We observe Jesus raise the twelve year old daughter of Jairus. “After he put them all out, he took the child’s father and mother and the disciples who were with him, and went in where the child was. He took her by the hand and said to her, ‘Talitha koum!’ (which means, ‘Little girl, I say to you, get up!’) Immediately the girl stood up and walked around (she was twelve years old). At this they were completely astonished.” By the power of his word Jesus raises the dead. What joy and happiness filled the astonished parents! What joy and happiness fills our hearts as we look to the resurrection with the words of Jesus ringing in our ears: “Because I live, you also will live.” This is our hope and comfort.

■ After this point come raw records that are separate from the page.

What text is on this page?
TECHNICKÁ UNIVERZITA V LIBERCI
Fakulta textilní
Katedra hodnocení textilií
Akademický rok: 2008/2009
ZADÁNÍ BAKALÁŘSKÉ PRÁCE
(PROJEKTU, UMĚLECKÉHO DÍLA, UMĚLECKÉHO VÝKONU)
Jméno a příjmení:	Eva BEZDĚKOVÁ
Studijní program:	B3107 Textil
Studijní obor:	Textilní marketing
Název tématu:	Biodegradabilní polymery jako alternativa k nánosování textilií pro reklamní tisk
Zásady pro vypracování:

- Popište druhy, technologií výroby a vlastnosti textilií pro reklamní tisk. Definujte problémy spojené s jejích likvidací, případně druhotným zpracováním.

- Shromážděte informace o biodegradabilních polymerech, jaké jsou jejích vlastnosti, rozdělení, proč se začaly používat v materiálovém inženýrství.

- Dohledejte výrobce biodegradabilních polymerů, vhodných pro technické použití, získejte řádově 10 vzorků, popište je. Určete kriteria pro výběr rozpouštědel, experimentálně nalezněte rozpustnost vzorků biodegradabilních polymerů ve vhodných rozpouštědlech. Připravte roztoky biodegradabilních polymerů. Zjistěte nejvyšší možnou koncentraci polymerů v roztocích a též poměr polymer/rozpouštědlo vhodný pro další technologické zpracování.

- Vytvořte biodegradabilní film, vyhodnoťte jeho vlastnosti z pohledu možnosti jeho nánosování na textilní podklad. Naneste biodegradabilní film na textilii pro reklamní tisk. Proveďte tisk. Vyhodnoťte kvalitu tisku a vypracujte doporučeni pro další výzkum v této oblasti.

When we face death we look beyond death and the grave to the glorious resurrection assured to us by Jesus. There once was a terrible auto accident. A college student was killed. Her friend was engaged to a seminary student preparing for the work of the ministry. She realized the importance of the message that her fiancé was preparing to deliver and said, “That’s what it’s all about.” As believers we hold to the promise of our Lord who sacrificed himself for us. We look to heaven. We sing with those Kindergarten children 70 years ago, “I’m but a Stranger here, heav’n is my home.” At the death of a loved one we declare: SHE IS NOT DEAD BUT ASLEEP. Amen.